I have the below query that gets counts of distinct USERID's from the various tables and sums them to a grand total. I am expecting a total of 35 as the results, however I am only getting 30 as a result from this query.

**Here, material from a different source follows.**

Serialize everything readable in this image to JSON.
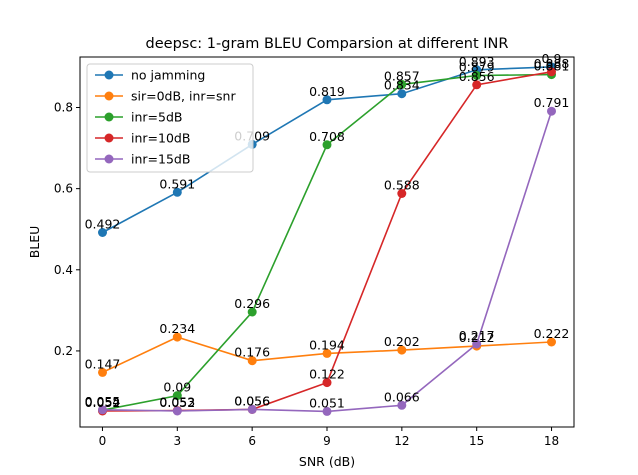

What it appears to be doing is when it finds the same USERID in more than one row in any table, it is counting them only once (It is fine that USERID's appear more than once in a table based on how it was structured).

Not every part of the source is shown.